En ese instante creí que ya era tiempo y lo llamé por su nombre, reaccionó y se acerco hacia mí, me reconoció como su abuelo.
-Abuelo- me dijo - ¿Cómo si eres tú mismo?, Pero si te ves tan joven... como de mi edad.
-Ven hijo mío- le dije con ternura, no llegaba a entender como podía comunicarse conmigo sin llegar a emitir ningún sonido.
Miguel Cifuentes me miró como su abuelo, al igual que otros lo habían hecho visualizándome como la persona que más impresión o amor le habían tenido
Miguel sabía que yo era su abuelo a pesar de parecerme tan joven como él mismo, y me siguió, olvidó todo lo que había sucedido en el pasado, se sintió con una paz infinita y una tranquilidad única. Lo llevé al sitio de la inmensidad, donde la luz y el brillo eran tan fuertes que nos cubrían con su inmenso fulgor, pero no nos cegaban. Estaba muy sereno, y la gran voz empezó a hablarle en un lenguaje propio, único y exclusivo para él, un lenguaje que solamente él podía entender.

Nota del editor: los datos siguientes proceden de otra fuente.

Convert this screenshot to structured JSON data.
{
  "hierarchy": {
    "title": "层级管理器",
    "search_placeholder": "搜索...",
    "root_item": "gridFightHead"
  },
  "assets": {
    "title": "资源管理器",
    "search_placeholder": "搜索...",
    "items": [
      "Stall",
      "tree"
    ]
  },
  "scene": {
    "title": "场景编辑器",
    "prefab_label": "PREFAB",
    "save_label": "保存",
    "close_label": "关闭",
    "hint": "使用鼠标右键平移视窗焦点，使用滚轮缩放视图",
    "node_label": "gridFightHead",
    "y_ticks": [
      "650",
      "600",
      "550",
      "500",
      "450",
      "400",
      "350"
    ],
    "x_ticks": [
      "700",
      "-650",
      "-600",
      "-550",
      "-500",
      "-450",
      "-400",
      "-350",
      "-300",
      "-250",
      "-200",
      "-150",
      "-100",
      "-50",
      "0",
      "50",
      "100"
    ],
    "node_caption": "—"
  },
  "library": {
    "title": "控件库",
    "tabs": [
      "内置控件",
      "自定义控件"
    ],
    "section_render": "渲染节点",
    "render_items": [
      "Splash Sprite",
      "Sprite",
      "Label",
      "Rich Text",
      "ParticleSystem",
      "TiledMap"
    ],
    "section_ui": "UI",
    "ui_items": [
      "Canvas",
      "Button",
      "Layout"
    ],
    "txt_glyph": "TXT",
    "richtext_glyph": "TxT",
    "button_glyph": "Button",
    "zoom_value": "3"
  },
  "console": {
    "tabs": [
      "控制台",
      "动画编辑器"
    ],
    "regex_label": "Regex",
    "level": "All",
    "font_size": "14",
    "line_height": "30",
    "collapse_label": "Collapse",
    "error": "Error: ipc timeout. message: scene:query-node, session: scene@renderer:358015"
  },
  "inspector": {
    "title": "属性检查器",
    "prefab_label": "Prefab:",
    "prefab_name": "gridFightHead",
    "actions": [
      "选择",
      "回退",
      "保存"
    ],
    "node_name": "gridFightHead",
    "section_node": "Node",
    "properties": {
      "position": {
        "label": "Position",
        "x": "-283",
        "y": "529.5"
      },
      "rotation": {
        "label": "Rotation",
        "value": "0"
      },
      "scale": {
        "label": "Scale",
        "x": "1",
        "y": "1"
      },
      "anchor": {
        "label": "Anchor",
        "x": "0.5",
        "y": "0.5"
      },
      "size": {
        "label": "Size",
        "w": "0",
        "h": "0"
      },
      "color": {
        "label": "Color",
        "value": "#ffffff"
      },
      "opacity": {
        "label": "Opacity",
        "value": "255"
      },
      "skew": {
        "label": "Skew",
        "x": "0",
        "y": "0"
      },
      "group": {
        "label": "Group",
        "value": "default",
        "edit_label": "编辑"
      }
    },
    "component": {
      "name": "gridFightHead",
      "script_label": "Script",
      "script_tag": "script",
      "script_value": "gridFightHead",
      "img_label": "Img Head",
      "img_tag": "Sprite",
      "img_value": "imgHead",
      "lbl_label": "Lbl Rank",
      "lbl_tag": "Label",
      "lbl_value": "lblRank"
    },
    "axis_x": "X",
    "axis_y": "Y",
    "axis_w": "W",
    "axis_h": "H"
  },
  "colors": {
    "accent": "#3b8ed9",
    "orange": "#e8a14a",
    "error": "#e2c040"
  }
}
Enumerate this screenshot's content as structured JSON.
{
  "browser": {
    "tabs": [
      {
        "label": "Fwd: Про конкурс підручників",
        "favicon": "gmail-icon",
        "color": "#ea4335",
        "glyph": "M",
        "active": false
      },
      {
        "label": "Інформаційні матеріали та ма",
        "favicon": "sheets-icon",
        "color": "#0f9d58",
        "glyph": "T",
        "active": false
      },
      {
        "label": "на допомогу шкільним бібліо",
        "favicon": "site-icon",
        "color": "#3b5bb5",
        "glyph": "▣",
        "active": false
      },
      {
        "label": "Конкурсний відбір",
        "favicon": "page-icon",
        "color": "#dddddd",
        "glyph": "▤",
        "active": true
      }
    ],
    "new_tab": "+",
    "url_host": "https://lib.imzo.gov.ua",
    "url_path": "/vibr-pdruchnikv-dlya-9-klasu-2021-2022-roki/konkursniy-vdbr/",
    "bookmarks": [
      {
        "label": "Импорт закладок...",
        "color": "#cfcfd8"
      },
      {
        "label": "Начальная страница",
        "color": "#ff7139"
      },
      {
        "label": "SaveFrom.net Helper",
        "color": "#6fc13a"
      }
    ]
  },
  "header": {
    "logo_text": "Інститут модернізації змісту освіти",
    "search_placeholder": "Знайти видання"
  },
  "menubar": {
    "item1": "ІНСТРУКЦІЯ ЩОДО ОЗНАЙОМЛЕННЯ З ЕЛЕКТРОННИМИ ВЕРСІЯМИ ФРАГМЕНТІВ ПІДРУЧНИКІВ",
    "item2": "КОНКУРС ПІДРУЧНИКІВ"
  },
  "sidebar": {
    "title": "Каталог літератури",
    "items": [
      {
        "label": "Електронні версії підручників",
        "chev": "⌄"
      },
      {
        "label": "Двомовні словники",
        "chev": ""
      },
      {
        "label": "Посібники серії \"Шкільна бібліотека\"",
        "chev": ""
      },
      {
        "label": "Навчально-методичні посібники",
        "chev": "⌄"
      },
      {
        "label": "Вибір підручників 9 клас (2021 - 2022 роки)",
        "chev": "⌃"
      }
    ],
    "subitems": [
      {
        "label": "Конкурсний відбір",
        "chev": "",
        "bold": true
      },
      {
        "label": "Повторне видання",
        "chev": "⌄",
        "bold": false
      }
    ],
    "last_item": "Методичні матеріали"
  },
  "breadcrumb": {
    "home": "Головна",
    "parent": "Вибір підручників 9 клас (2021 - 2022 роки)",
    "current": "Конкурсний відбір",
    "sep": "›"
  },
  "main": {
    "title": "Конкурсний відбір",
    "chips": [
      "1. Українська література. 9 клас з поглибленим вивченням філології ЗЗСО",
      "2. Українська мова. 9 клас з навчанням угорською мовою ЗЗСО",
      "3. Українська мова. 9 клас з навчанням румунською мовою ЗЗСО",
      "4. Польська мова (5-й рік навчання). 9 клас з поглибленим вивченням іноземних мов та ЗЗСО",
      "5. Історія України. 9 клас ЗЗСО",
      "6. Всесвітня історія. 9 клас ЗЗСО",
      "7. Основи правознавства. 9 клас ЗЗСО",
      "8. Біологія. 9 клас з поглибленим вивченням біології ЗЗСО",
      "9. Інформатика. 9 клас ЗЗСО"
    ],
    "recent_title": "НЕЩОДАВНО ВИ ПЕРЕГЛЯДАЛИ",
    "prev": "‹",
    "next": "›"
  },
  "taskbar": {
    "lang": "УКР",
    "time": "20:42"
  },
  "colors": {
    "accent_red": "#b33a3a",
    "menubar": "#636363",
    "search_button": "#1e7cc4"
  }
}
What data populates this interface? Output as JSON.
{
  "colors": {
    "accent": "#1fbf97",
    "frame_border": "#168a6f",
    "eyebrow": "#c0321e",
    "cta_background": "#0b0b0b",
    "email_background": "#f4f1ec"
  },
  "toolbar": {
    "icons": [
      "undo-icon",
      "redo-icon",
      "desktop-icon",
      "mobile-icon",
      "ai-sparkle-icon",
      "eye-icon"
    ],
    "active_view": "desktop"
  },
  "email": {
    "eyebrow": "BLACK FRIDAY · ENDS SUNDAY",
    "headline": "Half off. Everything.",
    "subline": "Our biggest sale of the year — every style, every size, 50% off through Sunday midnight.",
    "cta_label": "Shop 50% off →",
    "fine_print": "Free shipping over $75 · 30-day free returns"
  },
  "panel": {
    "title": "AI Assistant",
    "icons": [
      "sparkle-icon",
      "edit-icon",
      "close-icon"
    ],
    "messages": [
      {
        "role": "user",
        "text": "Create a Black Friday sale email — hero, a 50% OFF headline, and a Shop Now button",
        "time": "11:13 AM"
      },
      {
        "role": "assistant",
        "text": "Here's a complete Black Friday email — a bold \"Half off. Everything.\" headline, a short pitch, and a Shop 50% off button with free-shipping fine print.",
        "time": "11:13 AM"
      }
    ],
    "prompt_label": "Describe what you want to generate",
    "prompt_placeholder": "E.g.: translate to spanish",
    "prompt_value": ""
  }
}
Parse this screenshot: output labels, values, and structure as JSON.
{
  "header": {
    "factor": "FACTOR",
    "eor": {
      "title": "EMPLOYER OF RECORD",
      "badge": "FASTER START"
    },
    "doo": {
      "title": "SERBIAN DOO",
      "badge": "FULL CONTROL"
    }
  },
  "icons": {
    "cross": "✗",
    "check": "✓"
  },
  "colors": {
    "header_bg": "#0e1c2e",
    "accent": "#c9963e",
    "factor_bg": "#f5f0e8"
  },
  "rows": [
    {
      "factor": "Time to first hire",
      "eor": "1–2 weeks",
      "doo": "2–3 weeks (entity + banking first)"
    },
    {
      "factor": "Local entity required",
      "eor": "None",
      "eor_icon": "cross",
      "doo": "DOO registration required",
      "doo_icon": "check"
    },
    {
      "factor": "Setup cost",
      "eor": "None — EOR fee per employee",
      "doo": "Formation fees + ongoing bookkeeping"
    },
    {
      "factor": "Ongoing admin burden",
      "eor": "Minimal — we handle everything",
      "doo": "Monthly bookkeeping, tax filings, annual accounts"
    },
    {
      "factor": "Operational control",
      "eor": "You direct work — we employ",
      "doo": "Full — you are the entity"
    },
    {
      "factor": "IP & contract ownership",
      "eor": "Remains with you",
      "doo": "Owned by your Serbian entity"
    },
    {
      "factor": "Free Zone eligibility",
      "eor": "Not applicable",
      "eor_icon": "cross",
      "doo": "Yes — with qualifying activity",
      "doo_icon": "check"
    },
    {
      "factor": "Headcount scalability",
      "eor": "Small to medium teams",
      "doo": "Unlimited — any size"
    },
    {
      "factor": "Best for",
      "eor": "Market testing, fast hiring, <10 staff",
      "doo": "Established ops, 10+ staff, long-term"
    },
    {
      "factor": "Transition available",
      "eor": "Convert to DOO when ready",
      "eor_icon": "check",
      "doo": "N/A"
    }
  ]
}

Miguel Cifuentes no tuvo que preguntar nada, pues todas sus preguntas y dudas se aclararon por completo en una fracción de segundo, entendió y asimiló lo que estaba pasando, y supo del mundo, de la creación, de la vida y de la muerte, supo de misterios inimaginables que solamente seres de su condición estaban en la capacidad de entender y saber, supo de felicidades y amarguras, de odios y miserias mundanas y de planos existenciales, y dimensiones; y del grado de madurez espiritual en el que se encontraba, y supo que aún no podía permanecer para siempre allí, pues le faltaba ascender espiritualmente, supo también del gran sueño que le tocaría pasar antes de regresar, pero no pensó en ello, solo quería permanecer ahí con esa gran calma, con esa tranquilidad plena que le infundían las palabras de la gran voz, era una algo nunca antes sentido por él. No quiso saber más.
Fue una tarde lluviosa de abril cuando desperté al antiguo Miguel Cifuentes, y apenas pude darle el último adiós a su nueva vida.